The puzzle goes like this. A bee (1) has a parasite like varroa mites; (2) is exhausted by transport over long distances; and (3) is exposed to a particular pesticide. Alone, none of these factors would kill a bee. Even all of these put together wouldn’t kill a bee. However, all of these put together might weaken the bee’s immune system. Then, with a compromised immune system, the bee contracts, and dies from, a completely unrelated disease. That disease is the final cause the bee’s death. However, the underlying cause is an immune system compromised, not by one factor, but by a particular combination of several factors. For now, that combination remains a mystery.

While science fiction films have portrayed the replacement of human beings with robots, films have never explored the possibly sinister side of robo-bee. Imagine a robotic “Stepford Bee” hiding quietly in the wings waiting for death of the last honeybee. And, then, a “brave new” technological world–without any bees at all!

There is something a bit creepy about human-engineered bees pollinating crops grown from human-engineered seeds. One writer described the disturbing vision as “swarms of tiny robot bees . . . pollinating those vast dystopian fields of GMO cash crops.”

By the way, one developer of those “GMO cash crops,” Monsanto, sponsored a recent “Bee Health Summit” in Saint Louis, Missouri. A company spokesperson acknowledged that the beekeepers might have heard some “scary stuff” about Monsanto. The summit is the company’s effort to “introduce itself to the beekeeping industry” and “raise their comfort level.”  And there was some discomfort with one beekeeping guest commenting, “I can’t believe I’m at Monsanto.”

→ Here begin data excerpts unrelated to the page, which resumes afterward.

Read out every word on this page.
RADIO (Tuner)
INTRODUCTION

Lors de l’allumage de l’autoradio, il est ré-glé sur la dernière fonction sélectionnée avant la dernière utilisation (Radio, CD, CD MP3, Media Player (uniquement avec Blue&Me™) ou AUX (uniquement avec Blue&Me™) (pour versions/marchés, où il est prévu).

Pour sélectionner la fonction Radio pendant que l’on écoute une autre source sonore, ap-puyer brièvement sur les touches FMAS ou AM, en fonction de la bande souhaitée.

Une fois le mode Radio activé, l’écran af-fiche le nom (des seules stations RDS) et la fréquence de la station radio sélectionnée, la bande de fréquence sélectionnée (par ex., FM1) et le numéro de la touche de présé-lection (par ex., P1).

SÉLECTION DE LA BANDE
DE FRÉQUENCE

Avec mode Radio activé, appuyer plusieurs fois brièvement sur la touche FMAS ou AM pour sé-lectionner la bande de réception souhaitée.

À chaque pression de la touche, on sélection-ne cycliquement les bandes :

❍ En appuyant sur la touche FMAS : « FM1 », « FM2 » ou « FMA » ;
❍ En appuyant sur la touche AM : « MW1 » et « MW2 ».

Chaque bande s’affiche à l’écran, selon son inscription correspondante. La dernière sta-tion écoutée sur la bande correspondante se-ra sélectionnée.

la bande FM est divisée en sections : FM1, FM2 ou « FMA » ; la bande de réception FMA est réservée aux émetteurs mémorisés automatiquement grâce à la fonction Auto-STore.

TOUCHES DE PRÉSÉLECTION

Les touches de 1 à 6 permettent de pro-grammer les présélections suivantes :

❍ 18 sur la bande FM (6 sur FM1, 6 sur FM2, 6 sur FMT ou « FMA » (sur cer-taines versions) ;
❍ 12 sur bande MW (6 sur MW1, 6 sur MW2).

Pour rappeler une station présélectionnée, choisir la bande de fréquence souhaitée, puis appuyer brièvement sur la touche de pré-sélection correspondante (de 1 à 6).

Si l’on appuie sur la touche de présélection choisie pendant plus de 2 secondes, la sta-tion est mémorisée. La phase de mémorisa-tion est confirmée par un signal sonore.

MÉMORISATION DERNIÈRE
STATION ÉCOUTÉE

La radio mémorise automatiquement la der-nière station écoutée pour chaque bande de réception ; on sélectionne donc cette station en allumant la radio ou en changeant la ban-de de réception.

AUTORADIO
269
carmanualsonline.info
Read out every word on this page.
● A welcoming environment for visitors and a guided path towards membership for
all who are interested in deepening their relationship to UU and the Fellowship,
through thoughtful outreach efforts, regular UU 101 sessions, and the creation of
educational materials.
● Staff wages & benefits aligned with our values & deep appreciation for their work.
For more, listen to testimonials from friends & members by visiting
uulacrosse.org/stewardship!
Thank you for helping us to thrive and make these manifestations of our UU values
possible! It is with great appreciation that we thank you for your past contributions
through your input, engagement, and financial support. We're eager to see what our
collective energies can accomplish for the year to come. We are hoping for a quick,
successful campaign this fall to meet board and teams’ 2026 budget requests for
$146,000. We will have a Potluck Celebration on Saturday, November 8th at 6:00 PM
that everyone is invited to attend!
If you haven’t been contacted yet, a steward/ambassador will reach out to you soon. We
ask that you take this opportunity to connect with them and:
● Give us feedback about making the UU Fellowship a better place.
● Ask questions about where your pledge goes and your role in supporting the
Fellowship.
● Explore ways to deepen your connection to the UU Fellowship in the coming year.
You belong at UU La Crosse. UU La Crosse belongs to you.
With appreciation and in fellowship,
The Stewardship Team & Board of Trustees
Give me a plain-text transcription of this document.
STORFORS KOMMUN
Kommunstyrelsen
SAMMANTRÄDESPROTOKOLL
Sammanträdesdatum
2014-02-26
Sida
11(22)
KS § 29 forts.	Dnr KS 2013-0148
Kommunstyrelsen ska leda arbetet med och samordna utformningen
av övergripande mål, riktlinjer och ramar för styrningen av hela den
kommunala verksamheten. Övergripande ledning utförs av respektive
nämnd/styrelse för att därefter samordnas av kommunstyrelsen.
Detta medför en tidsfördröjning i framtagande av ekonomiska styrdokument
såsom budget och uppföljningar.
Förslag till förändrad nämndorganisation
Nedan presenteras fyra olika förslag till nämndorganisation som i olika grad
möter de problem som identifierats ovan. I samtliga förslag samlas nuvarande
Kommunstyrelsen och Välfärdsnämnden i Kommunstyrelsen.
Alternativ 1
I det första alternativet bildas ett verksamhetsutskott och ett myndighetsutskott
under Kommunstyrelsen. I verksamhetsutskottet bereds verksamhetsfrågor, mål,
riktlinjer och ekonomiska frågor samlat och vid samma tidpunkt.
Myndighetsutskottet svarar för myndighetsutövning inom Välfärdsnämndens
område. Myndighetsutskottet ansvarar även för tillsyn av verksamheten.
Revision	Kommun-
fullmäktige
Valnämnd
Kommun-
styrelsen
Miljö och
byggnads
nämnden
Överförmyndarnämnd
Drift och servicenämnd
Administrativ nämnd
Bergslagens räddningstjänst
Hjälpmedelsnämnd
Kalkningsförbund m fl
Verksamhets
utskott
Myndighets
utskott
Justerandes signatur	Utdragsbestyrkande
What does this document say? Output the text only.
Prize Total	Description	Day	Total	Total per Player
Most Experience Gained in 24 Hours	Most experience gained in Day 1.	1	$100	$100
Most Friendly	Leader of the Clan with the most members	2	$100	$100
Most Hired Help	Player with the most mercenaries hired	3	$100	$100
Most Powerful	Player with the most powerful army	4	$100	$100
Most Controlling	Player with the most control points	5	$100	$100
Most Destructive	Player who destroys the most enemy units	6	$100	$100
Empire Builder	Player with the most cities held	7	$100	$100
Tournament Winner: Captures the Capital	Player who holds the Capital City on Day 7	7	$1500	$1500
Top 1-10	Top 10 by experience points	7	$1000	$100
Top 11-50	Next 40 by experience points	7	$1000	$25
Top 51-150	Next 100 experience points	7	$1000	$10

On the comforting side, Monsanto is after one of the oldest and most clearly identified factors in declining bee health, the parasitic varroa mite, which spreads a variety of viruses to honeybees. Researchers with Beeologics, one of Monsanto’s recent acquisitions, are planning to use RNA, a genetic regulator that determines how a plant or insect “works.” The RNA would be fed to the bee and, then, would be ingested by the mites. Once in the mite’s system, the RNA would “turn off” the mite’s virus transmitting gene.

With this RNA intervention, and other technologies, our honeybees may yet be saved from relative extinction.  Then, their robotic replacements would have to remain on the shelf.  But hold on. Genetically engineering the mite is only one step closer to genetically engineering the honey bee. So, we may be saved from robotic bees by . . . GMO bees?

Well, as our GMO bees pollinate our GMO crops, we can only feel a pang of sorrow for our robo-bee languishing in the shadows. With a revived, genetically engineered super-honeybee, where could a robotic bee go? What would it do?

No problem.  Harvard’s Micro Air Vehicles Project had that covered from the beginning.  The project’s published reports also suggest potential military uses. So, robo-bee, with some market repositioning, becomes the world’s smallest drone.

Well, if Monsanto “saves” the honeybee, who will be interested in our newly re-branded and repositioned mini-drones? Again, possibly Monsanto, which, at least once in the past, retained a private security contractor “to protect its GMO crops.”   The “protection” was less exciting than it sounds.  It was limited to the simple monitoring of public information. 

Still, what security company couldn’t use swarms of surveillance mini-drones?  So, if Monsanto needs security in the future, robo-bee might play a part in the security provider’s services.

Finally, we end up with yet another, unexpected vision of our future.  Just picture it.  We stand watching the setting sun as swarms of genetically engineered super-bees pollinate “dystopian fields of GMO cash crops,” while we, ourselves, are closely surveilled by swarms of robo-bees or, rather, “mini-drones.”

Why does everything just keep getting weirder?

The End?

M Grossmann of Hazelwood, Missouri & Belleville, Illinois
Thursday 25 July 2013



[Author’s Note: Actually, Robo-Bee is a long, long way from rolling off the assembly line and into the fields.  Even farther away are the technologies and knowledge necessary to genetically engineer anything as complicated as an insect.]